Freedom of assembly and expression have supposedly been hard wired into our unwritten constitution. There are arguments for another time perhaps that that is a myth exploited by successive governments so that the majority can control the vociferous revolutionary minority which exists in this country as it does elsewhere.  Apart from 1939 - 1945 it has largely succeeded. Many, perhaps most of the general public will find it incredible that until 1968 theatre censorship had existed since the sixteenth century and a 1737 Act appointed the Lord Chamberlain as official licenser of plays and regulated restrictions on drama. Little changed regarding the censorship of plays with the passing of the 1843 Theatres Act, which was still in place over 100 years later. Oh! Calcutta! is an avant-garde, risque theatrical revue created by British drama critic Kenneth Tynan. The show consisting of sketches on sex-related topics and full frontal nudity was a smash hit in the West End where I saw it in 1970.  It was a reaction to the artistic freedom offered by the abolition of restrictions and censorship.  Similar changes allowing freedom of expression artistically, politically, individually and en masse were a characteristic of the latter half of the 20th century.  And then at exactly this time came the IRA and murder wholesale, the Vietnam War, the Yom Kippur War.  The fall of the Berlin Wall and the collapse of the Soviet Union followed by a prime minister lying to parliament to allow British troops to be aligned with Americans in the invasion of Iraq further eroded general confidence that what could be termed a British way of life really did exist on a different level from other western nations. Not just different but better: not just better but way better. The tumultuous political events this century have seen so far; a financial crisis followed by austerity,  Scottish nationalism rearing its ugly head,  lies upon lies persuading so many that it`s better pissing in from outside the EU tent than pissing out from inside, a trio of the most incompetent prime ministers in a century and a pandemic which has changed the lives of millions for ever. 

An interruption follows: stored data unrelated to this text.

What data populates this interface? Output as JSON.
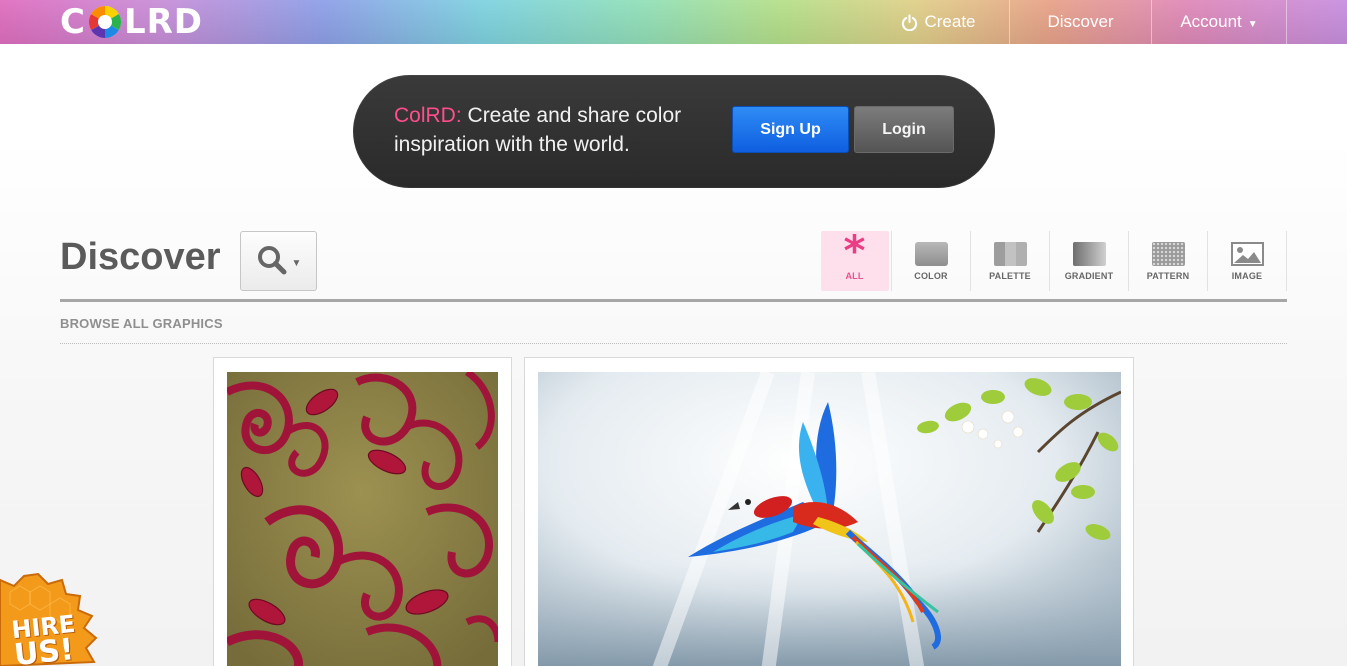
{
  "header": {
    "logo_text_left": "C",
    "logo_text_right": "LRD",
    "nav": {
      "create": "Create",
      "discover": "Discover",
      "account": "Account"
    }
  },
  "banner": {
    "brand": "ColRD:",
    "tagline": " Create and share color inspiration with the world.",
    "signup_label": "Sign Up",
    "login_label": "Login"
  },
  "discover": {
    "title": "Discover",
    "filters": [
      {
        "label": "ALL",
        "icon": "asterisk-icon",
        "active": true
      },
      {
        "label": "COLOR",
        "icon": "color-swatch-icon",
        "active": false
      },
      {
        "label": "PALETTE",
        "icon": "palette-icon",
        "active": false
      },
      {
        "label": "GRADIENT",
        "icon": "gradient-icon",
        "active": false
      },
      {
        "label": "PATTERN",
        "icon": "pattern-icon",
        "active": false
      },
      {
        "label": "IMAGE",
        "icon": "image-icon",
        "active": false
      }
    ],
    "browse_label": "BROWSE ALL GRAPHICS"
  },
  "gallery": [
    {
      "kind": "pattern",
      "subject": "red damask floral pattern"
    },
    {
      "kind": "image",
      "subject": "macaw parrot in flight"
    }
  ],
  "badge": {
    "text_line1": "HIRE",
    "text_line2": "US!"
  },
  "colors": {
    "brand_pink": "#ff4d8d",
    "signup_blue": "#1a6fe8",
    "active_filter_bg": "#fde0ec"
  }
}
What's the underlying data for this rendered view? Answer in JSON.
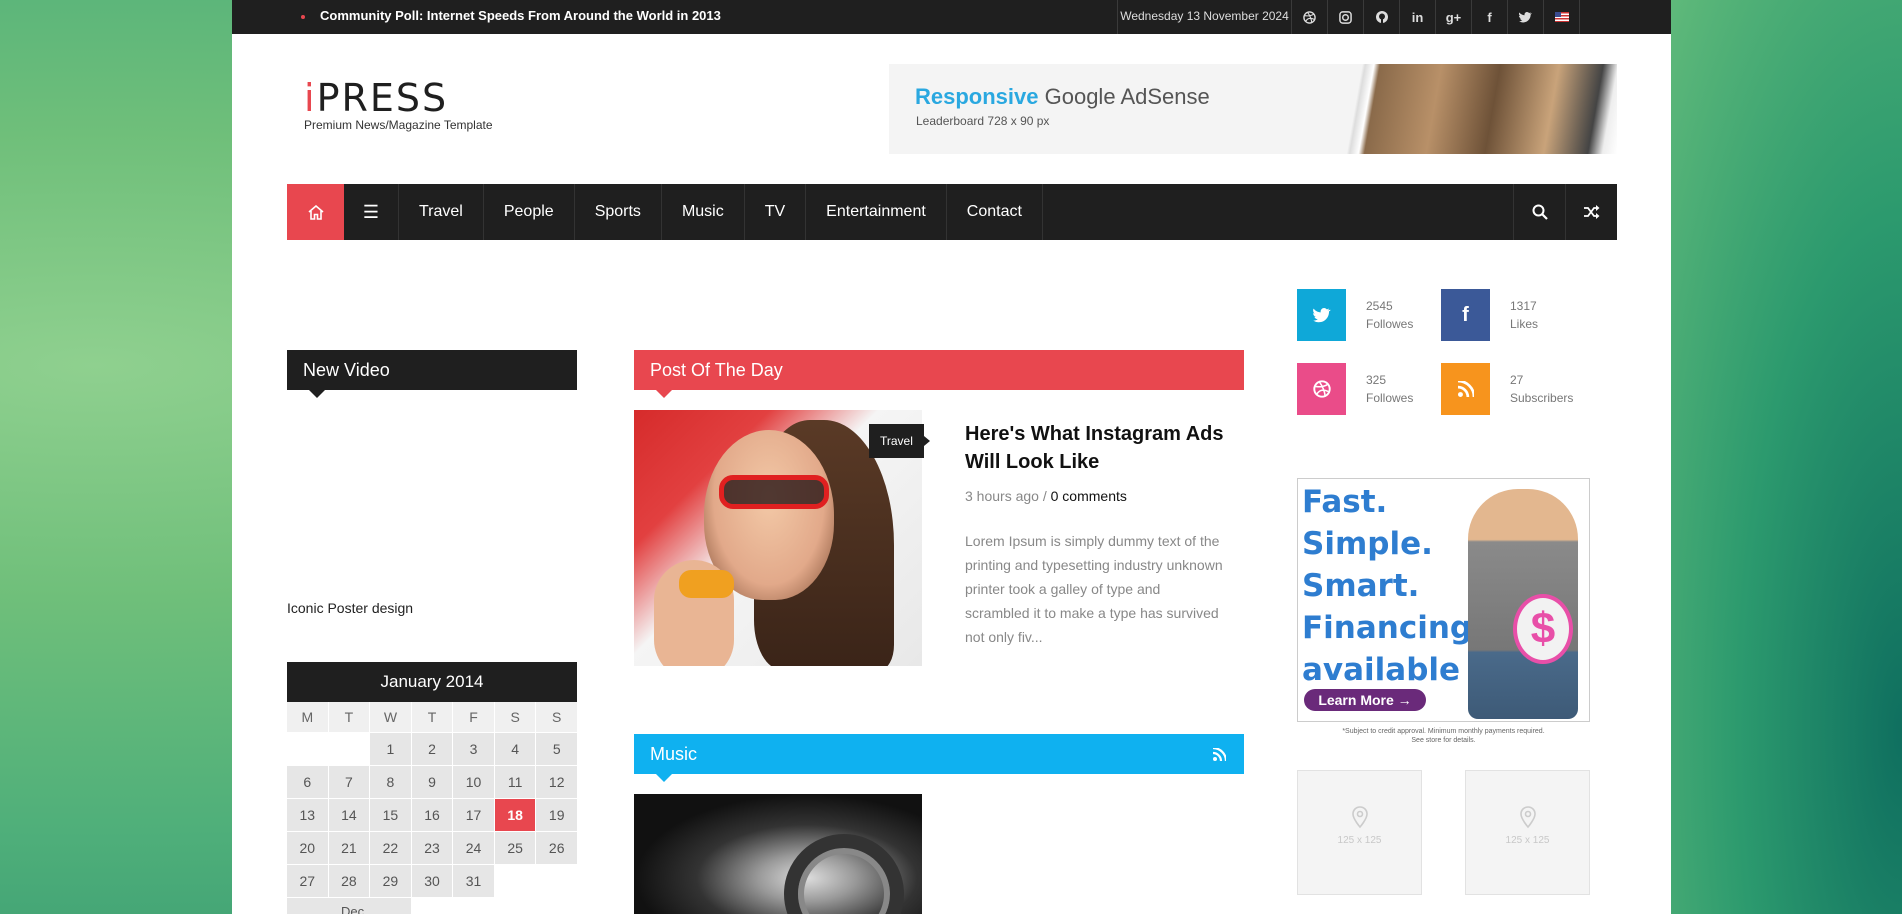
{
  "topbar": {
    "headline": "Community Poll: Internet Speeds From Around the World in 2013",
    "date": "Wednesday 13 November 2024",
    "social_icons": [
      "dribbble-icon",
      "instagram-icon",
      "github-icon",
      "linkedin-icon",
      "google-plus-icon",
      "facebook-icon",
      "twitter-icon",
      "us-flag-icon"
    ]
  },
  "logo": {
    "first_letter": "i",
    "name": "Press",
    "tagline": "Premium News/Magazine Template"
  },
  "banner": {
    "highlight": "Responsive",
    "title_rest": " Google AdSense",
    "size": "Leaderboard 728 x 90 px"
  },
  "nav": {
    "items": [
      "Travel",
      "People",
      "Sports",
      "Music",
      "TV",
      "Entertainment",
      "Contact"
    ]
  },
  "new_video": {
    "title": "New Video",
    "caption": "Iconic Poster design"
  },
  "calendar": {
    "month": "January 2014",
    "days_of_week": [
      "M",
      "T",
      "W",
      "T",
      "F",
      "S",
      "S"
    ],
    "leading_blanks": 2,
    "days": 31,
    "today": 18,
    "prev_link": "Dec"
  },
  "post_of_day": {
    "title": "Post Of The Day",
    "category": "Travel",
    "headline": "Here's What Instagram Ads Will Look Like",
    "time": "3 hours ago / ",
    "comments": "0 comments",
    "excerpt": "Lorem Ipsum is simply dummy text of the printing and typesetting industry unknown printer took a galley of type and scrambled it to make a type has survived not only fiv..."
  },
  "music": {
    "title": "Music"
  },
  "counters": [
    {
      "count": "2545",
      "label": "Followes",
      "icon": "twitter-icon",
      "color": "#0fa8d8"
    },
    {
      "count": "1317",
      "label": "Likes",
      "icon": "facebook-icon",
      "color": "#3b5998"
    },
    {
      "count": "325",
      "label": "Followes",
      "icon": "dribbble-icon",
      "color": "#ea4c89"
    },
    {
      "count": "27",
      "label": "Subscribers",
      "icon": "rss-icon",
      "color": "#f7941d"
    }
  ],
  "side_ad": {
    "lines": [
      "Fast.",
      "Simple.",
      "Smart.",
      "Financing",
      "available"
    ],
    "dollar": "$",
    "cta": "Learn More →",
    "fine_print_1": "*Subject to credit approval. Minimum monthly payments required.",
    "fine_print_2": "See store for details."
  },
  "small_ads": [
    "125 x 125",
    "125 x 125"
  ],
  "colors": {
    "accent_red": "#e8474f",
    "accent_blue": "#0fb1f0",
    "dark": "#1f1f1f"
  }
}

All the above and more have led to the above Act. Prior to its  Royal Assent I sat in an hour long stationary queue on the M25 with thousands of others owing to proto fascists calling themselves activists  attaching themselves to the tarmac obstructing traffic. Some of those have been jailed after blocking roads, disrupting court proceedings and in one case climbing on top of an aeroplane in an attempt to draw attention to the escalating emergency.  Earlier protesters blocked oil refineries.  Members of protest group Insulate Britain spent Christmas serving prison sentences for contempt of court for breaching injunctions banning their road block protests.  Ben Taylor was jailed for six months after telling judges if they freed him he would “go out and block the highway at the earliest opportunity” and would keep doing it until the government acts.  The government has  acted but perhaps not in the way Taylor and his ilk had hoped for.  Their fanaticism bordering on early tactics of  20th century fascists has led to precisely what they perhaps wanted but this country desperately cried out for; authority to ensure the minority cannot rule the majority by a complete disruption of the lives of that majority for political ends.  No doubt so called environmental groups wish to see provocation ensue by the imposition of the Act and sympathisers flocking literally to their banners and barricades. Their desire is anarchy followed by revolution.  The history books are complete with examples. This part of the Act; Part 3 Public Order at least  is required reading for all who can consider themselves a patriot....a person who loves, supports, and defends his or her country and its interests with devotion  but refute the nomenclature nationalist..... a person who strongly identifies with their own nation and vigorously supports its interests, especially to the exclusion or detriment of the interests of other nations.  The difference might seem subtle but it might be the difference between this country being fit for our children and grandchildren or fading into the twilight of history as others have throughout time.